Je voudrais partir de la définition de ce qu'est une vérité politique que je vous ai donnée la dernière fois. Je vous la redonne. Une vérité politique est le produit organisé d'un événement populaire massif où intensification, contraction et localisation substituent à un objet identitaire, et aux noms séparateurs qui vont avec, une présentation réelle de la puissance générique du multiple.
Je vais re-ponctuer chaque élément de cette définition récapitulative.

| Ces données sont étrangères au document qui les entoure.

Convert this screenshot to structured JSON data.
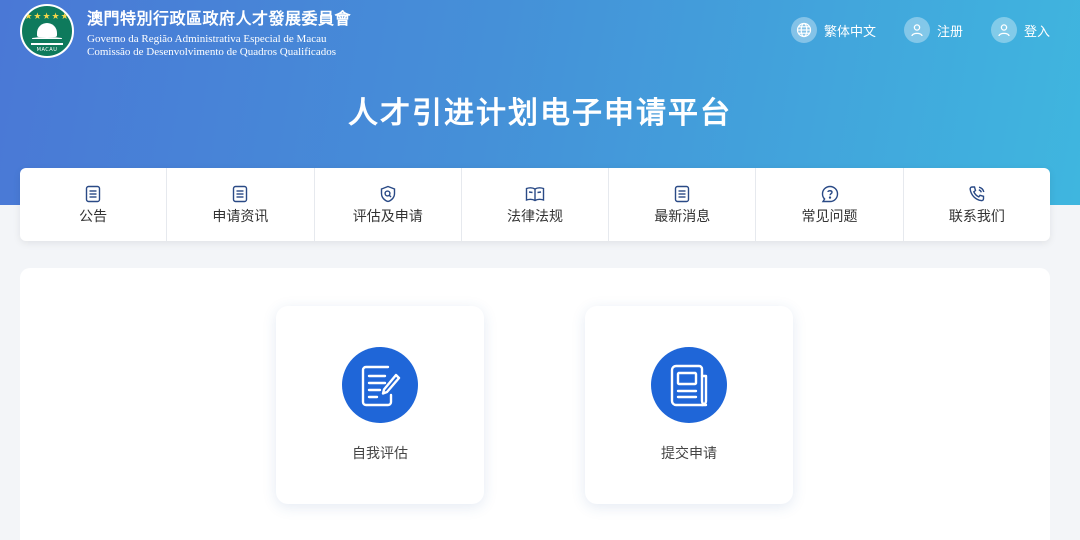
{
  "header": {
    "org_name_cn": "澳門特別行政區政府人才發展委員會",
    "org_name_pt_line1": "Governo da Região Administrativa Especial de Macau",
    "org_name_pt_line2": "Comissão de Desenvolvimento de Quadros Qualificados",
    "logo_text": "MACAU",
    "links": {
      "language": "繁体中文",
      "register": "注册",
      "login": "登入"
    },
    "platform_title": "人才引进计划电子申请平台"
  },
  "nav": {
    "items": [
      {
        "label": "公告",
        "icon": "document-icon"
      },
      {
        "label": "申请资讯",
        "icon": "document-icon"
      },
      {
        "label": "评估及申请",
        "icon": "shield-search-icon"
      },
      {
        "label": "法律法规",
        "icon": "open-book-icon"
      },
      {
        "label": "最新消息",
        "icon": "document-icon"
      },
      {
        "label": "常见问题",
        "icon": "question-icon"
      },
      {
        "label": "联系我们",
        "icon": "phone-icon"
      }
    ]
  },
  "cards": [
    {
      "label": "自我评估",
      "icon": "edit-document-icon"
    },
    {
      "label": "提交申请",
      "icon": "newspaper-icon"
    }
  ],
  "colors": {
    "hero_start": "#4a78d6",
    "hero_end": "#3fb6df",
    "card_icon_bg": "#1f66d8",
    "nav_icon": "#2a4a86"
  }
}
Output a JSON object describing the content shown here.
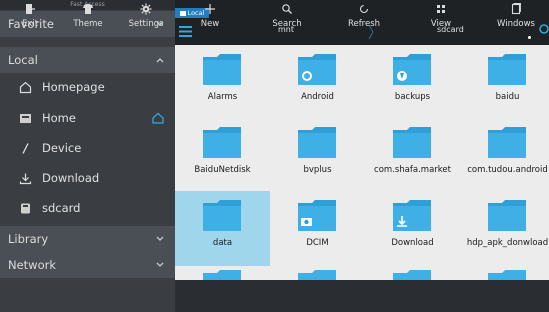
{
  "sidebar": {
    "header": "Fast Access",
    "sections": {
      "favorite": "Favorite",
      "local": "Local",
      "library": "Library",
      "network": "Network"
    },
    "items": [
      {
        "label": "Homepage",
        "icon": "home-outline-icon"
      },
      {
        "label": "Home",
        "icon": "drive-icon"
      },
      {
        "label": "Device",
        "icon": "slash-icon"
      },
      {
        "label": "Download",
        "icon": "download-icon"
      },
      {
        "label": "sdcard",
        "icon": "sdcard-icon"
      }
    ]
  },
  "topbar": {
    "window_tab": "Local",
    "path": [
      "mnt",
      "sdcard"
    ]
  },
  "grid": {
    "folders": [
      {
        "name": "Alarms",
        "overlay": ""
      },
      {
        "name": "Android",
        "overlay": "gear-icon"
      },
      {
        "name": "backups",
        "overlay": "backup-icon"
      },
      {
        "name": "baidu",
        "overlay": ""
      },
      {
        "name": "BaiduNetdisk",
        "overlay": ""
      },
      {
        "name": "bvplus",
        "overlay": ""
      },
      {
        "name": "com.shafa.market",
        "overlay": ""
      },
      {
        "name": "com.tudou.android",
        "overlay": ""
      },
      {
        "name": "data",
        "overlay": "",
        "selected": true
      },
      {
        "name": "DCIM",
        "overlay": "camera-icon"
      },
      {
        "name": "Download",
        "overlay": "download-icon"
      },
      {
        "name": "hdp_apk_donwload",
        "overlay": ""
      }
    ]
  },
  "toolbar": {
    "left": [
      {
        "label": "Exit",
        "icon": "exit-icon"
      },
      {
        "label": "Theme",
        "icon": "shirt-icon"
      },
      {
        "label": "Settings",
        "icon": "settings-icon"
      }
    ],
    "right": [
      {
        "label": "New",
        "icon": "plus-icon"
      },
      {
        "label": "Search",
        "icon": "search-icon"
      },
      {
        "label": "Refresh",
        "icon": "refresh-icon"
      },
      {
        "label": "View",
        "icon": "grid-icon"
      },
      {
        "label": "Windows",
        "icon": "windows-icon"
      }
    ]
  },
  "colors": {
    "accent": "#1f7ec2",
    "folder": "#3fb0e6",
    "selection": "#9fd6ec"
  }
}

Une vérité politique est (un) produit.
Un courant important de la philosophie politique soutient qu'une caractéristique de la politique est d'être étrangère à la notion de vérité et que dès que l'on connecte la politique à une notion quelconque de vérité, on bascule dans la présomption totalitaire. Il s'en déduit qu'il n'y a que des opinions. Vous remarquerez que ceux qui soutiennent cela ne soutiendraient à aucun moment qu'en science ou en art il n'y a que des opinions. C'est une thèse spécifique à la politique, dont l'argumentaire, qui remonte à Hannah Arendt, est que la politique ayant pour enjeu l'être-ensemble, il doit y avoir un espace pacifique où peuvent se déployer les opinions disparates et que s'il y a une vérité, elle nécessairement exercer une oppression élitiste sur le régime obscur et confus des opinions. Cette thèse est largement implantée depuis une trentaine d'années, i.e. depuis l'instauration de la période de réaction dont je fais remonter le début à la fin des années 70[19].

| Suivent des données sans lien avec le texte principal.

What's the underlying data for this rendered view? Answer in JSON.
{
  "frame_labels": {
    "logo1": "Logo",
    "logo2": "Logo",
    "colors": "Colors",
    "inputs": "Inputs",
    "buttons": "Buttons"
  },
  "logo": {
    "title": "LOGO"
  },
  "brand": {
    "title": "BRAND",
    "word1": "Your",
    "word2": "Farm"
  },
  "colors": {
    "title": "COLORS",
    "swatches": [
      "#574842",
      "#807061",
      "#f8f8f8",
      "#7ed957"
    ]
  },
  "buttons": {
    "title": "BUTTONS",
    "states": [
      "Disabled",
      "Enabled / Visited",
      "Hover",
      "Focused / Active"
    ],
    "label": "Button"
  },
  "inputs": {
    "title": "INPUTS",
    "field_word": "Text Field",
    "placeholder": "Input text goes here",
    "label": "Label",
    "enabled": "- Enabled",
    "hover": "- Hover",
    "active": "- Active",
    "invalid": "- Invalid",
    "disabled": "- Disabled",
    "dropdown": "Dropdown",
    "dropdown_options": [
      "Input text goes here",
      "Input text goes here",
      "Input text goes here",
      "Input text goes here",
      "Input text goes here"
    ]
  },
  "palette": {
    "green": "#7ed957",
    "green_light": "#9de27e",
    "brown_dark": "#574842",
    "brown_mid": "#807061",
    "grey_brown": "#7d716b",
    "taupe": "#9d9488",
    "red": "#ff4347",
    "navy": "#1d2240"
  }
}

Ce qui caractérise la pensée politique révolutionnaire, c'est justement de concevoir qu'il y ait une vérité en politique et que l'action politique est en soi-même une lutte du vrai contre le faux. Quand je parle de vérité politique, il ne s'agit pas d'un jugement mais d'un processus : une vérité politique ce n'est pas "je dis que j'ai raison et l'autre a tort", mais c'est quelque chose qui existe dans son processus actif et qui se manifeste, en tant que vérité, dans différentes circonstances. Les vérités ne sont pas des jugements antérieurs aux processus politiques et qu'il faudrait vérifier ou appliquer etc. Les vérités sont la réalité même en tant que processus de production des événements politiques, des séquences politiques etc. Vérités – mais de quoi ? Vérités de ce qu'est effectivement la présentation collective de l'humanité comme telle. Avec la thèse qu'une bonne partie de l'oppression politique consiste en leur dissimulation. Quand on se résout à dire qu'il n'y a que des opinions, c'est l'opinion dominante, i.e. l'opinion qui a les moyens de la domination, qui va s'imposer comme consensuelle ou comme cadre général dans lequel existent les autres opinions.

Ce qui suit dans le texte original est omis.